The ritual of loss is a strange routine, danced on tiptoes and spoken in whispers. It’s full of euphemisms and clichés and awkward gestures. It smells like lilies and hot tea and a duvet pulled close to your face. It tastes like tears. It tastes like fire at the back of your throat.
Like most things in life (such as poaching an egg, riding a bike, or day-drinking for seven hours without falling asleep at dinner), it’s something we seem to get better at with practice.
And with good reason: it’s easiest, in difficult times, for us to stick to what’s safe. To send flowers and cards and our sympathies; to show up when we’re expected to. It’s a series of completely and utterly predictable steps choreographed to navigate an unpredictable time. Because of that, it sometimes feels performative and trite — but that’s exactly why it works.
What else do we want when we’re reeling from the shock of grief but an anchor to steady ourselves with? What else is more comforting in the waves of uncertainty than an island we’ve known all our lives?
We’ve been dancing this dance for many years now, and we rarely stumble or miss a step. One thing we haven’t quite nailed, however, is the language of loss.
There’s a slew of Hallmark-approved phrases we trot out when we’re trying to comfort someone in the wake of death. “Sorry for your loss.” “My deepest sympathies.” “Thinking of you at this difficult time.”

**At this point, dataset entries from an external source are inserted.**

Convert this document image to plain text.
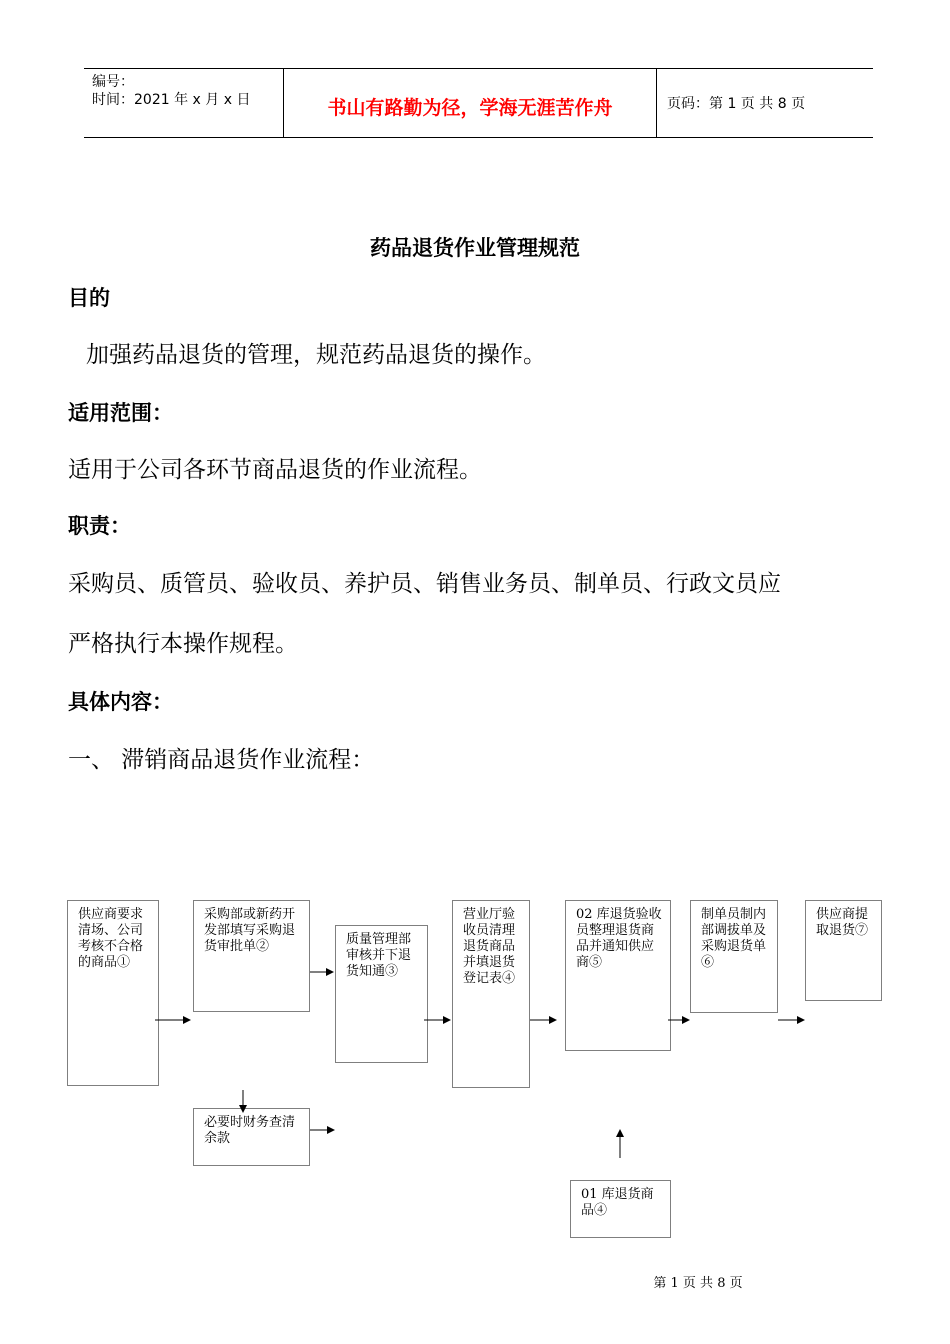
编号：
时间：2021 年 x 月 x 日	书山有路勤为径，学海无涯苦作舟	页码：第 1 页 共 8 页
药品退货作业管理规范
目的
加强药品退货的管理，规范药品退货的操作。
适用范围：
适用于公司各环节商品退货的作业流程。
职责：
采购员、质管员、验收员、养护员、销售业务员、制单员、行政文员应
严格执行本操作规程。
具体内容：
一、 滞销商品退货作业流程：
供应商要求清场、公司考核不合格的商品①
采购部或新药开发部填写采购退货审批单②
必要时财务查清余款
质量管理部审核并下退货知通③
营业厅验收员清理退货商品并填退货登记表④
02 库退货验收员整理退货商品并通知供应商⑤
01 库退货商品④
制单员制内部调拔单及采购退货单⑥
供应商提取退货⑦
第 1 页 共 8 页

“Sorry,” is what you say when you accidentally bump into someone in a bar. It suggests blame. “I’m sorry for doing that.” “I’m sorry for saying that.” Why we use it when someone dies, I’m not sure — but I can’t think of a suitable alternative.

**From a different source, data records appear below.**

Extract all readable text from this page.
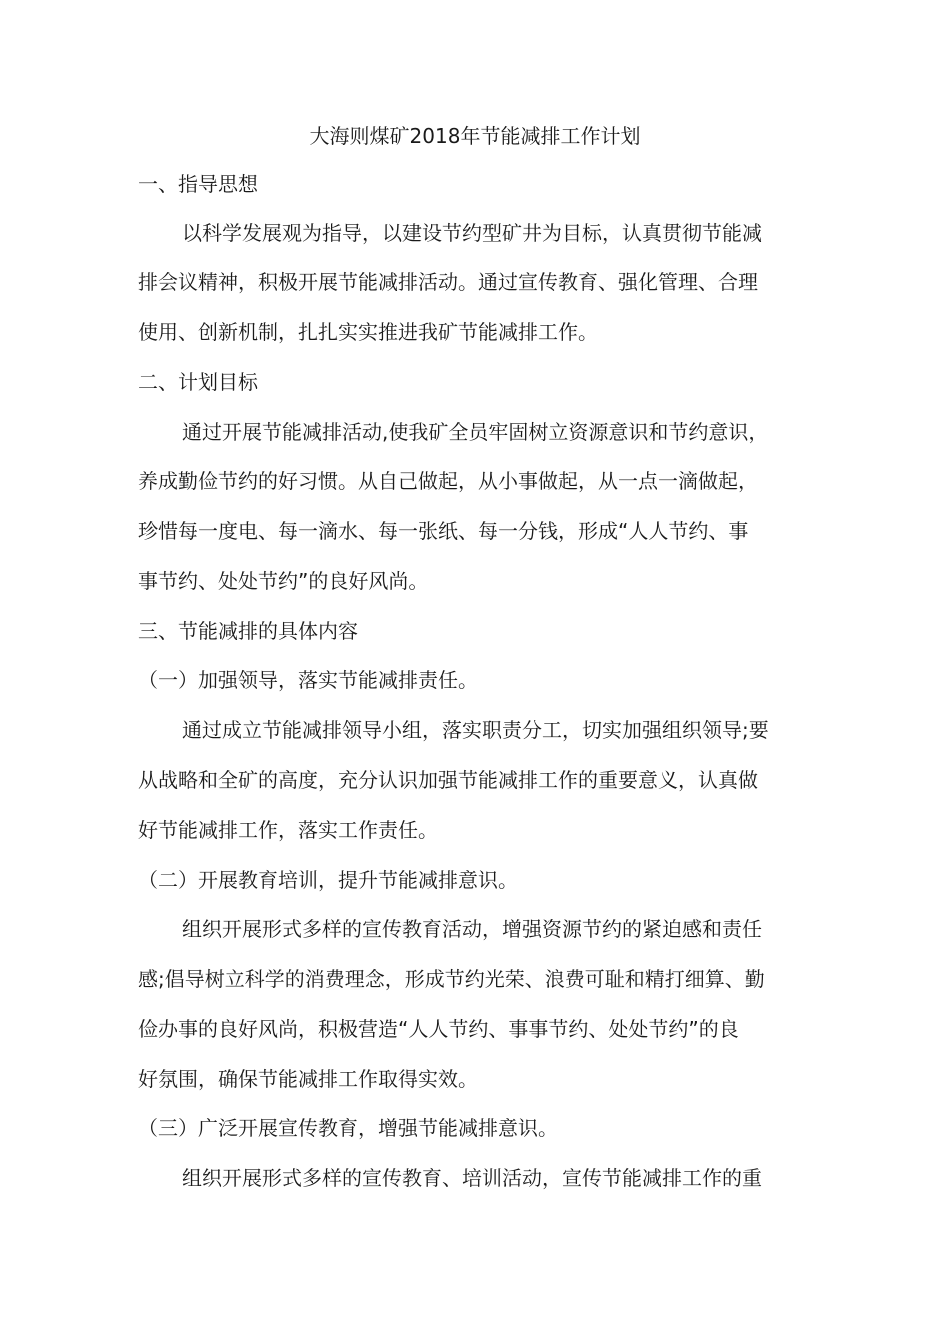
大海则煤矿2018年节能减排工作计划
一、指导思想
以科学发展观为指导，以建设节约型矿井为目标，认真贯彻节能减
排会议精神，积极开展节能减排活动。通过宣传教育、强化管理、合理
使用、创新机制，扎扎实实推进我矿节能减排工作。
二、计划目标
通过开展节能减排活动,使我矿全员牢固树立资源意识和节约意识，
养成勤俭节约的好习惯。从自己做起，从小事做起，从一点一滴做起，
珍惜每一度电、每一滴水、每一张纸、每一分钱，形成“人人节约、事
事节约、处处节约”的良好风尚。
三、节能减排的具体内容
（一）加强领导，落实节能减排责任。
通过成立节能减排领导小组，落实职责分工，切实加强组织领导;要
从战略和全矿的高度，充分认识加强节能减排工作的重要意义，认真做
好节能减排工作，落实工作责任。
（二）开展教育培训，提升节能减排意识。
组织开展形式多样的宣传教育活动，增强资源节约的紧迫感和责任
感;倡导树立科学的消费理念，形成节约光荣、浪费可耻和精打细算、勤
俭办事的良好风尚，积极营造“人人节约、事事节约、处处节约”的良
好氛围，确保节能减排工作取得实效。
（三）广泛开展宣传教育，增强节能减排意识。
组织开展形式多样的宣传教育、培训活动，宣传节能减排工作的重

When someone says, “sorry for your loss,” I think of where I lost that person. And for me, the place I lost them is the last place I saw them. Like anything else you might “lose.” Makes sense, right?
I lost a friend at 3.00am on a Saturday night under the bright, clinical lights that hung over the sticky-smooth plastic of a McDonald’s table. He didn’t die until more than a year after that, but I lost him that night. The last time I saw him, he was waving at me from our friend’s car as I disappeared into my house with a McChicken Sandwich growing cold in one hand and a giant cup of ice and Sprite chittering in the other.

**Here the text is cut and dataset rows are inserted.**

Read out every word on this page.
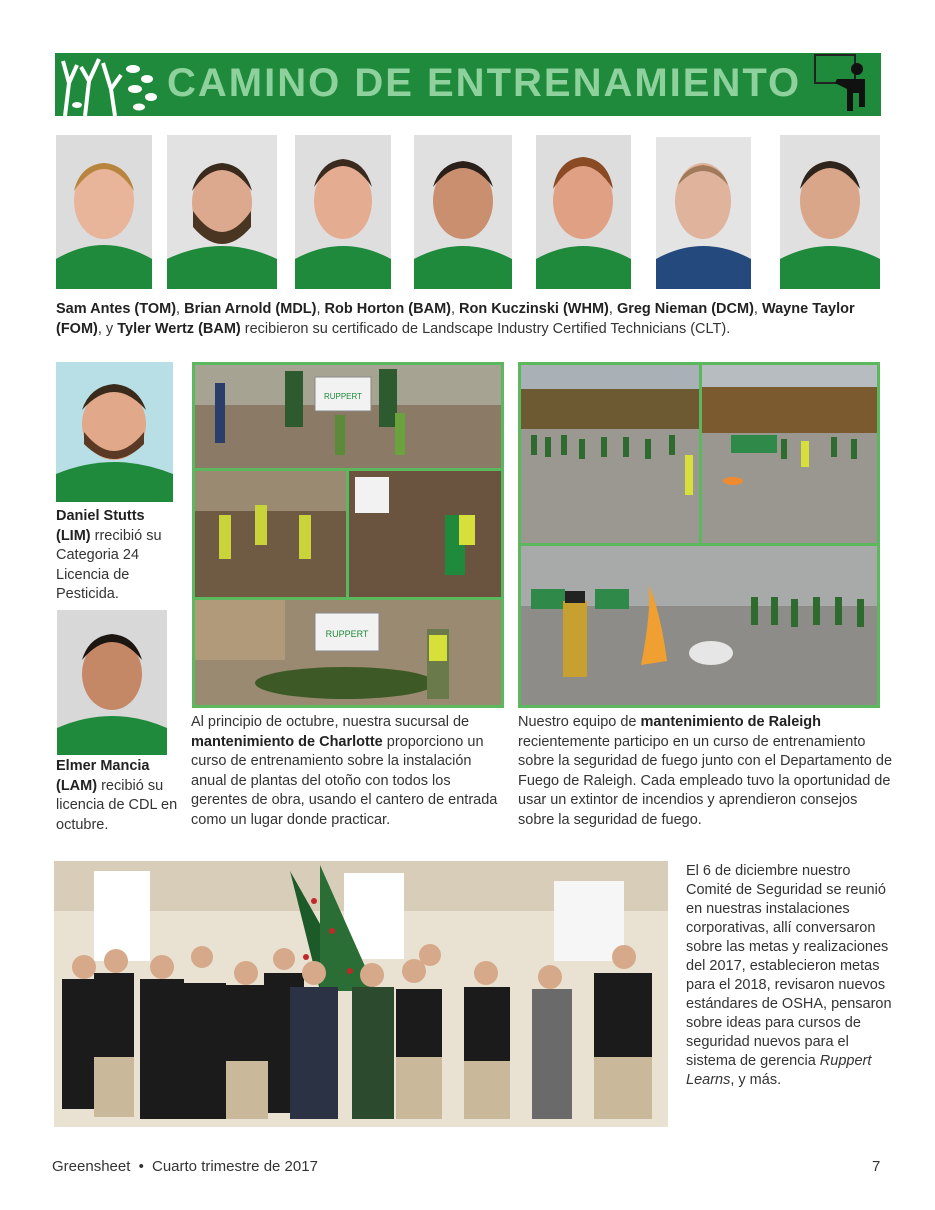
CAMINO DE ENTRENAMIENTO
Sam Antes (TOM), Brian Arnold (MDL), Rob Horton (BAM), Ron Kuczinski (WHM), Greg Nieman (DCM), Wayne Taylor (FOM), y Tyler Wertz (BAM) recibieron su certificado de Landscape Industry Certified Technicians (CLT).
Daniel Stutts (LIM) rrecibió su Categoria 24 Licencia de Pesticida.
Elmer Mancia (LAM) recibió su licencia de CDL en octubre.
RUPPERT
RUPPERT
Al principio de octubre, nuestra sucursal de mantenimiento de Charlotte proporciono un curso de entrenamiento sobre la instalación anual de plantas del otoño con todos los gerentes de obra, usando el cantero de entrada como un lugar donde practicar.
Nuestro equipo de mantenimiento de Raleigh recientemente participo en un curso de entrenamiento sobre la seguridad de fuego junto con el Departamento de Fuego de Raleigh. Cada empleado tuvo la oportunidad de usar un extintor de incendios y aprendieron consejos sobre la seguridad de fuego.
El 6 de diciembre nuestro Comité de Seguridad se reunió en nuestras instalaciones corporativas, allí conversaron sobre las metas y realizaciones del 2017, establecieron metas para el 2018, revisaron nuevos estándares de OSHA, pensaron sobre ideas para cursos de seguridad nuevos para el sistema de gerencia Ruppert Learns, y más.
Greensheet • Cuarto trimestre de 2017	7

I didn’t know that would be the last time. Who does?
We always say, “if I’d known, I’d have done it differently,” and, “I’d have told them I loved them,” and “I’d have told them how much they mean to me.” So why don’t we?
The truth is, we don’t know shit and we never will. We don’t know when a goodbye might be the goodbye.
And, honestly — it would be exhausting if we treated every goodbye like it was the goodbye. Can you imagine saying goodbye to your wife or girlfriend or boyfriend or whatever every time they left the house like it might be the last time you saw them?
Shouting, “I love you, you mean everything to me, I’ll always cherish all the memories we made together, you make me happier than I’ve ever been —” and on and on and on at your husband as the poor guy walks down the driveway thinking, “Jesus Christ, do we have to do this every time I go out to pick up coffee?” EXHAUSTING. And pretty annoying for the neighbours, probably.
So we just have to make do with the goodbyes that end up being the goodbyes. We have to hope that a quick wave under the fading warmth of a McChicken Sandwich and the chill of a Sprite and the glow of a night spent talking nonsense under too-bright lights is enough.
We have to hope that if we do somehow get to see those we’ve “lost,” again, the hello will be as sweet as the goodbye was bitter.